Your advice would cause needless deaths, sometimes based on nothing more than age. It's awful.

Since: Dec 05

Irvington, NJ

#11 Dec 31, 2008
So be it Gail, the earth is not flat.
Gail Perry

Spring Hill, FL

#12 Dec 31, 2008
gdp, I love it when you bring up the "Earth is flat" thing because I know I hit on a truth when I explained your version of "science" -- if you can find online evidence for it, that's good enough for you.

That is the same kind of thinking that would allow someone to "prove" that the Earth is flat. They could find support for that on line. Your trying to turn it around on me is, frankly, pathetic.

I don't completely understand why you repeatedly attempt to discourage people from getting the best treatment possible for breast cancer, but I'll say it again. Folks, I had chemo starting about two years ago for breast cancer. I had three different chemotherapy agents.

It was a cake walk. Don't believe the horror stories, including gdp's horror stories. Life is so good now and every day (and I have every day to expect years and years of them) is a blessing.

Since: Dec 05

Irvington, NJ

#13 Jan 4, 2009
If you choose not to believe the earth is not flat Gail, that is your problem.
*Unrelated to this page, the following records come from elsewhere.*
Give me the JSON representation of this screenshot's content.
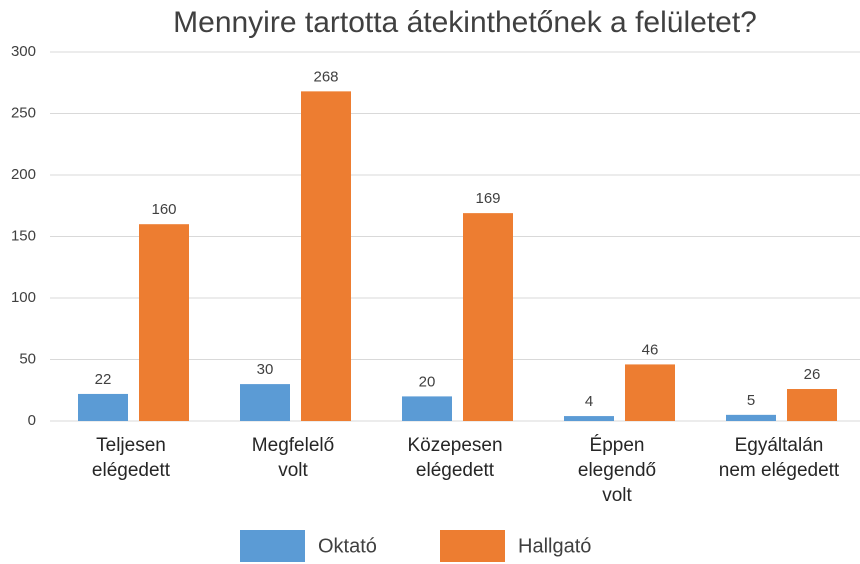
{
  "chart_data": {
    "type": "bar",
    "title": "Mennyire tartotta átekinthetőnek a felületet?",
    "categories": [
      "Teljesen\nelégedett",
      "Megfelelő\nvolt",
      "Közepesen\nelégedett",
      "Éppen\nelegendő\nvolt",
      "Egyáltalán\nnem elégedett"
    ],
    "series": [
      {
        "name": "Oktató",
        "color": "#5b9bd5",
        "values": [
          22,
          30,
          20,
          4,
          5
        ]
      },
      {
        "name": "Hallgató",
        "color": "#ed7d31",
        "values": [
          160,
          268,
          169,
          46,
          26
        ]
      }
    ],
    "ylim": [
      0,
      300
    ],
    "yticks": [
      0,
      50,
      100,
      150,
      200,
      250,
      300
    ],
    "grid": true,
    "legend": "bottom"
  }
}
Don't try to disparge someone else's belief through science and observation, that indeed the earth is not flat.

My information has gotten thoroughly vented and fact checked, or I would never post it. If you don't like the idea that I have this information fact checked by the experts, again, that's your problem.

Try to vent your displeasure of round-earth medical information by trying to criticize the message, not the messenger. You're getting to be really obnoxious.
Gail Perry

Spring Hill, FL

#14 Jan 4, 2009
IMO your information has not been solidly VETTED (not "vented") and fact-checked. If it was, you would be able to provide the support so we could see for ourselves. "The experts?" What experts? Where? Why would they vett your posts for you?

I think your over-interpreted information is obnoxious. Try to separate criticism of the message from criticism of the messenger. You are the one who has specialized in personal attacks.

Your rants about whether the Earth is round makes you look like a poor reader. However, if you want to continue, go for it.
Gail Perry

Spring Hill, FL

#15 Jan 6, 2009
Oh I know one way his posts would be "approved" by others before he posted: that would be if he is being paid by some entity to post here.